In our house, the Christmas tree is still up and will stay up for a while longer. The tree is still up and lit every morning and every evening, because Elliot is still singing Christmas carols from the back seat while we drive around town. He's still in the mood for the holiday, even through we are "back to school." Last night, we watched Rudolf's Shiny New Year and The Year Without a Santa Claus. We ate Christmas cookies that I reserved in the freezer and drank tea.
I'm not in a hurry for things to be packed away. While it's Christmas, there's a feeling of loving kindness and generosity that is added into daily life. There's an extra amount of gratitude for family, friends, and community.
On Christmas morning, I received a very generous gift card for Barnes and Noble from my mom, and have been enjoying the spoils of my shopping spree. I've just finished The Untethered Soul by Michael Singer. This book is really wonderful. I loved it even though I am not really a student of Yoga or eastern spiritual practices. I've decided not to write a proper review with details because upon immediate completion, I might praise it too highly and make it sound like a solution for pain, misery and the struggle of life.
However, I do appreciate that it contains a very simple practice method for letting problems and emotions burn through the heart quickly in order get to a place that feels happy. After reading several chapters, I realized that I regularly cling to problems. I let them cycle through my thoughts like a washing machine with no automatic shut off mechanism. One problem will fade to the background only when another shiny new problem presents itself. Over time I end up developing a cluster of problems to attend to, that I think I need to solve or apply a creative fix.

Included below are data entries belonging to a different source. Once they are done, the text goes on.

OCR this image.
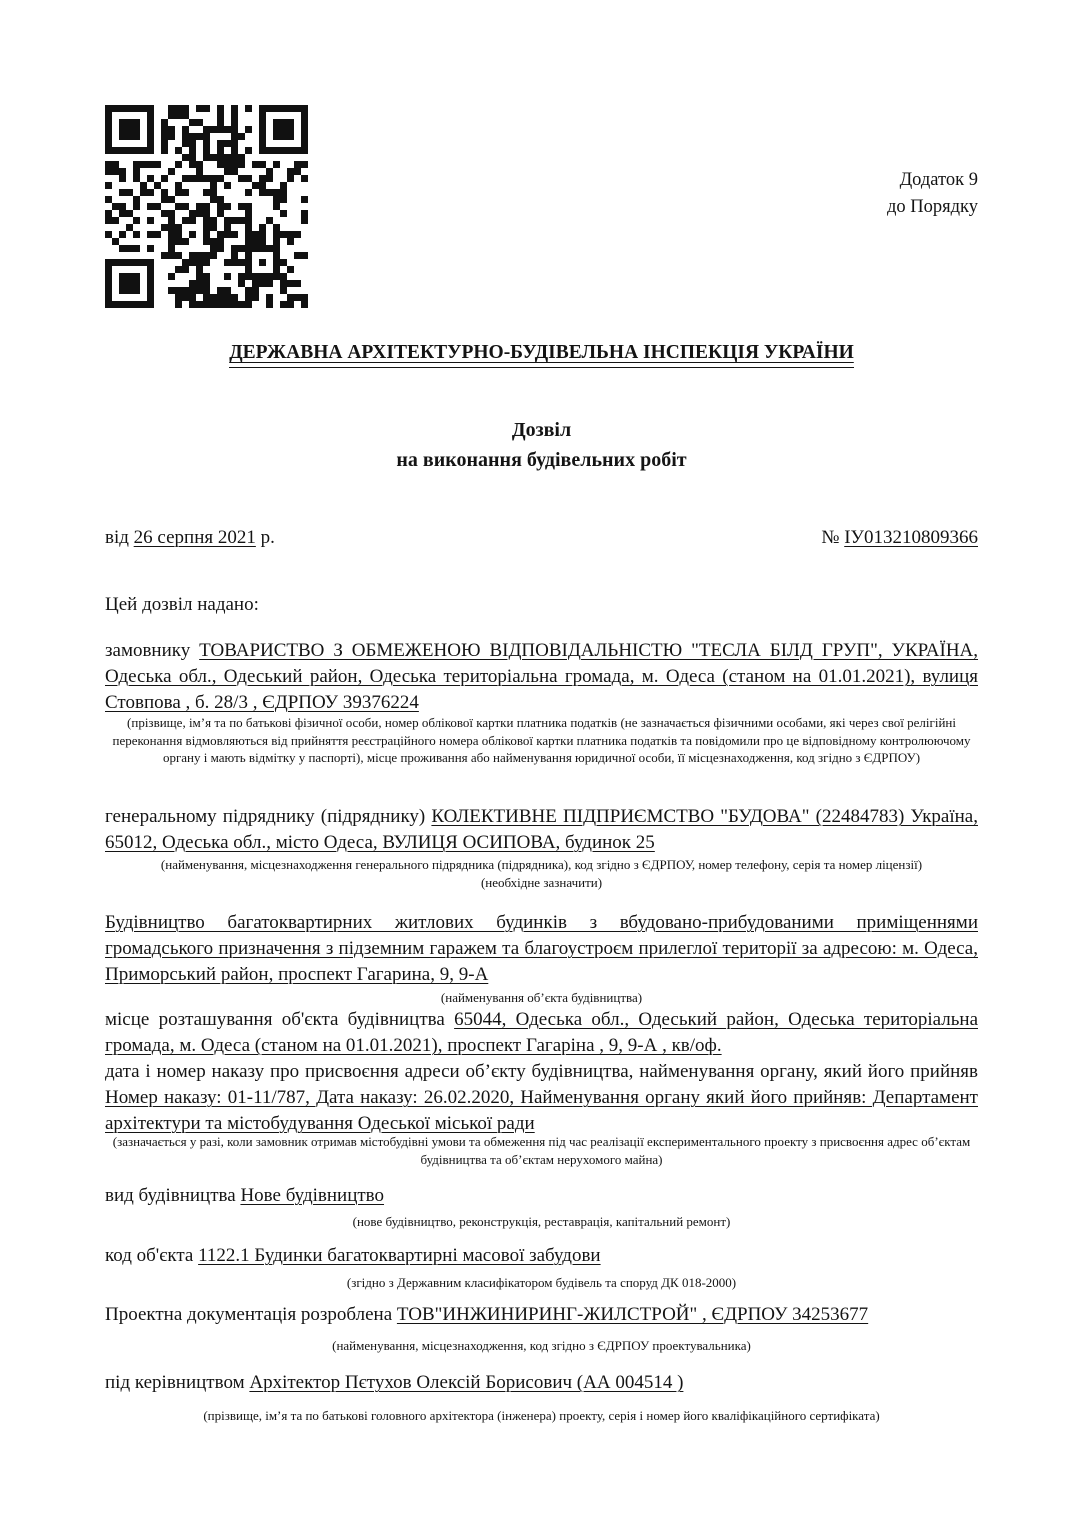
Додаток 9
до Порядку
ДЕРЖАВНА АРХІТЕКТУРНО-БУДІВЕЛЬНА ІНСПЕКЦІЯ УКРАЇНИ
Дозвіл
на виконання будівельних робіт
від 26 серпня 2021 р.	№ ІУ013210809366
Цей дозвіл надано:
замовнику ТОВАРИСТВО З ОБМЕЖЕНОЮ ВІДПОВІДАЛЬНІСТЮ "ТЕСЛА БІЛД ГРУП", УКРАЇНА, Одеська обл., Одеський район, Одеська територіальна громада, м. Одеса (станом на 01.01.2021), вулиця Стовпова , б. 28/3 , ЄДРПОУ 39376224
(прізвище, ім’я та по батькові фізичної особи, номер облікової картки платника податків (не зазначається фізичними особами, які через свої релігійні переконання відмовляються від прийняття реєстраційного номера облікової картки платника податків та повідомили про це відповідному контролюючому органу і мають відмітку у паспорті), місце проживання або найменування юридичної особи, її місцезнаходження, код згідно з ЄДРПОУ)
генеральному підряднику (підряднику) КОЛЕКТИВНЕ ПІДПРИЄМСТВО "БУДОВА" (22484783) Україна, 65012, Одеська обл., місто Одеса, ВУЛИЦЯ ОСИПОВА, будинок 25
(найменування, місцезнаходження генерального підрядника (підрядника), код згідно з ЄДРПОУ, номер телефону, серія та номер ліцензії)
(необхідне зазначити)
Будівництво багатоквартирних житлових будинків з вбудовано-прибудованими приміщеннями громадського призначення з підземним гаражем та благоустроєм прилеглої території за адресою: м. Одеса, Приморський район, проспект Гагарина, 9, 9-А
(найменування об’єкта будівництва)

місце розташування об'єкта будівництва 65044, Одеська обл., Одеський район, Одеська територіальна громада, м. Одеса (станом на 01.01.2021), проспект Гагаріна , 9, 9-А , кв/оф.

дата і номер наказу про присвоєння адреси об’єкту будівництва, найменування органу, який його прийняв Номер наказу: 01-11/787, Дата наказу: 26.02.2020, Найменування органу який його прийняв: Департамент архітектури та містобудування Одеської міської ради

(зазначається у разі, коли замовник отримав містобудівні умови та обмеження під час реалізації експериментального проекту з присвоєння адрес об’єктам будівництва та об’єктам нерухомого майна)
вид будівництва Нове будівництво
(нове будівництво, реконструкція, реставрація, капітальний ремонт)
код об'єкта 1122.1 Будинки багатоквартирні масової забудови
(згідно з Державним класифікатором будівель та споруд ДК 018-2000)
Проектна документація розроблена ТОВ"ИНЖИНИРИНГ-ЖИЛСТРОЙ" , ЄДРПОУ 34253677
(найменування, місцезнаходження, код згідно з ЄДРПОУ проектувальника)
під керівництвом Архітектор Пєтухов Олексій Борисович (АА 004514 )
(прізвище, ім’я та по батькові головного архітектора (інженера) проекту, серія і номер його кваліфікаційного сертифіката)
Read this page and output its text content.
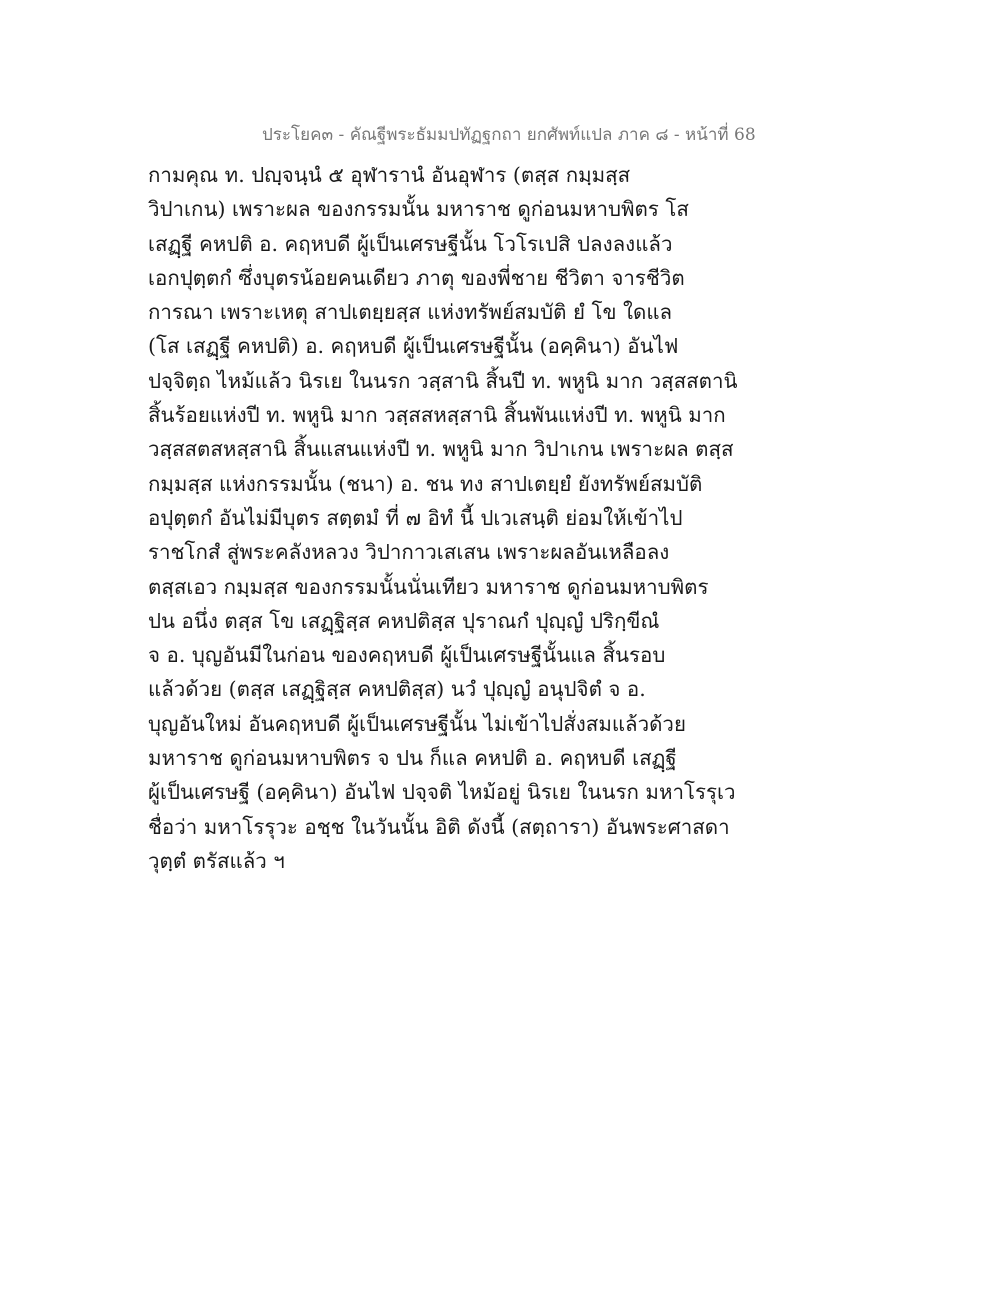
ประโยค๓ - คัณฐีพระธัมมปทัฏฐกถา ยกศัพท์แปล ภาค ๘ - หน้าที่ 68
กามคุณ ท. ปญฺจนฺนํ ๕ อุฬารานํ อันอุฬาร (ตสฺส กมฺมสฺส
วิปาเกน) เพราะผล ของกรรมนั้น มหาราช ดูก่อนมหาบพิตร โส
เสฏฺฐี คหปติ อ. คฤหบดี ผู้เป็นเศรษฐีนั้น โวโรเปสิ ปลงลงแล้ว
เอกปุตฺตกํ ซึ่งบุตรน้อยคนเดียว ภาตุ ของพี่ชาย ชีวิตา จารชีวิต
การณา เพราะเหตุ สาปเตยฺยสฺส แห่งทรัพย์สมบัติ ยํ โข ใดแล
(โส เสฏฺฐี คหปติ) อ. คฤหบดี ผู้เป็นเศรษฐีนั้น (อคฺคินา) อันไฟ
ปจฺจิตฺถ ไหม้แล้ว นิรเย ในนรก วสฺสานิ สิ้นปี ท. พหูนิ มาก วสฺสสตานิ
สิ้นร้อยแห่งปี ท. พหูนิ มาก วสฺสสหสฺสานิ สิ้นพันแห่งปี ท. พหูนิ มาก
วสฺสสตสหสฺสานิ สิ้นแสนแห่งปี ท. พหูนิ มาก วิปาเกน เพราะผล ตสฺส
กมฺมสฺส แห่งกรรมนั้น (ชนา) อ. ชน ทง สาปเตยฺยํ ยังทรัพย์สมบัติ
อปุตฺตกํ อันไม่มีบุตร สตฺตมํ ที่ ๗ อิทํ นี้ ปเวเสนฺติ ย่อมให้เข้าไป
ราชโกสํ สู่พระคลังหลวง วิปากาวเสเสน เพราะผลอันเหลือลง
ตสฺสเอว กมฺมสฺส ของกรรมนั้นนั่นเทียว มหาราช ดูก่อนมหาบพิตร
ปน อนึ่ง ตสฺส โข เสฏฺฐิสฺส คหปติสฺส ปุราณกํ ปุญฺญํ ปริกฺขีณํ
จ อ. บุญอันมีในก่อน ของคฤหบดี ผู้เป็นเศรษฐีนั้นแล สิ้นรอบ
แล้วด้วย (ตสฺส เสฏฺฐิสฺส คหปติสฺส) นวํ ปุญฺญํ อนุปจิตํ จ อ.
บุญอันใหม่ อันคฤหบดี ผู้เป็นเศรษฐีนั้น ไม่เข้าไปสั่งสมแล้วด้วย
มหาราช ดูก่อนมหาบพิตร จ ปน ก็แล คหปติ อ. คฤหบดี เสฏฺฐี
ผู้เป็นเศรษฐี (อคฺคินา) อันไฟ ปจฺจติ ไหม้อยู่ นิรเย ในนรก มหาโรรุเว
ชื่อว่า มหาโรรุวะ อชฺช ในวันนั้น อิติ ดังนี้ (สตฺถารา) อันพระศาสดา
วุตฺตํ ตรัสแล้ว ฯ
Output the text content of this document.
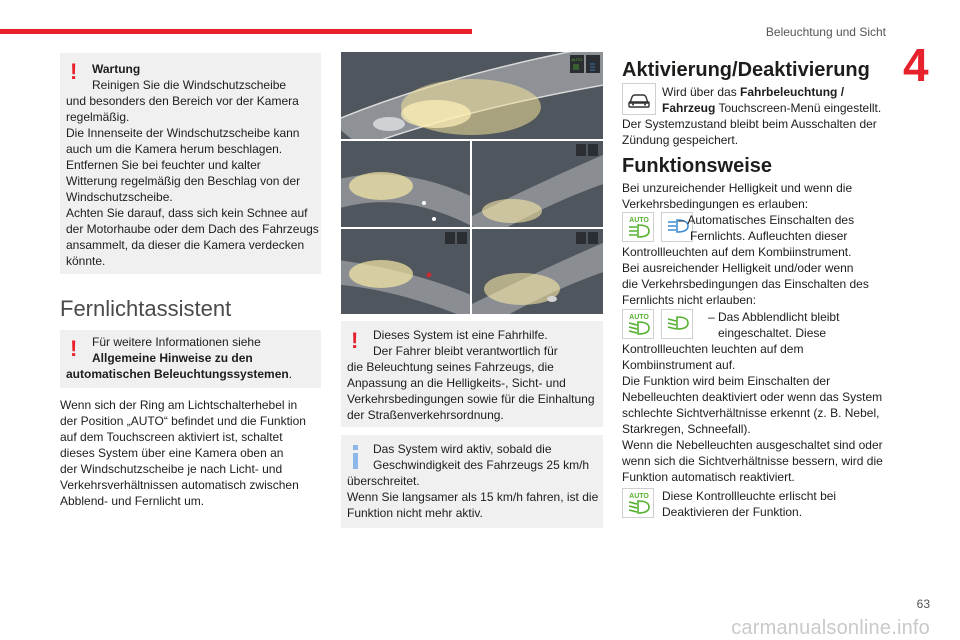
Beleuchtung und Sicht
4
! Wartung

Reinigen Sie die Windschutzscheibe

und besonders den Bereich vor der Kamera

regelmäßig.

Die Innenseite der Windschutzscheibe kann

auch um die Kamera herum beschlagen.

Entfernen Sie bei feuchter und kalter

Witterung regelmäßig den Beschlag von der

Windschutzscheibe.

Achten Sie darauf, dass sich kein Schnee auf

der Motorhaube oder dem Dach des Fahrzeugs

ansammelt, da dieser die Kamera verdecken

könnte.

Fernlichtassistent
! Für weitere Informationen siehe

Allgemeine Hinweise zu den

automatischen Beleuchtungssystemen.

Wenn sich der Ring am Lichtschalterhebel in

der Position „AUTO“ befindet und die Funktion

auf dem Touchscreen aktiviert ist, schaltet

dieses System über eine Kamera oben an

der Windschutzscheibe je nach Licht- und

Verkehrsverhältnissen automatisch zwischen

Abblend- und Fernlicht um.

AUTO
! Dieses System ist eine Fahrhilfe.

Der Fahrer bleibt verantwortlich für

die Beleuchtung seines Fahrzeugs, die

Anpassung an die Helligkeits-, Sicht- und

Verkehrsbedingungen sowie für die Einhaltung

der Straßenverkehrsordnung.

Das System wird aktiv, sobald die

Geschwindigkeit des Fahrzeugs 25 km/h

überschreitet.

Wenn Sie langsamer als 15 km/h fahren, ist die

Funktion nicht mehr aktiv.

Aktivierung/Deaktivierung

Wird über das Fahrbeleuchtung /

Fahrzeug Touchscreen-Menü eingestellt.

Der Systemzustand bleibt beim Ausschalten der

Zündung gespeichert.

Funktionsweise

Bei unzureichender Helligkeit und wenn die

Verkehrsbedingungen es erlauben:

AUTO
– Automatisches Einschalten des

Fernlichts. Aufleuchten dieser

Kontrollleuchten auf dem Kombiinstrument.

Bei ausreichender Helligkeit und/oder wenn

die Verkehrsbedingungen das Einschalten des

Fernlichts nicht erlauben:

AUTO
	– Das Abblendlicht bleibt

eingeschaltet. Diese

Kontrollleuchten leuchten auf dem

Kombiinstrument auf.

Die Funktion wird beim Einschalten der

Nebelleuchten deaktiviert oder wenn das System

schlechte Sichtverhältnisse erkennt (z. B. Nebel,

Starkregen, Schneefall).

Wenn die Nebelleuchten ausgeschaltet sind oder

wenn sich die Sichtverhältnisse bessern, wird die

Funktion automatisch reaktiviert.

AUTO Diese Kontrollleuchte erlischt bei

Deaktivieren der Funktion.

carmanualsonline.info
63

I also recognized that I regularly concentrate and focus on problems until I am depleted. Was it the academic training of critical essay writing that taught me to keep searching for solutions or ways to beef up my arguments? Was it the practice of long hours of focused concentration on a project or paper that transferred to my relationships and life?
After reading Singer's book, I have decided to notice when I am using the old "college try" method to fix up my problems. That doesn't mean that I will be less thoughtful or want to think deeply about something, it just means that I will stop attacking my problems in an intense struggle to figure everything out and get satisfactory answers. I am going to practice letting things arise as they naturally will, and observe the speed at which they burn through my heart and mind so that I can feel more occasions of peace.
It's not a New Year's resolution, but a new life resolution.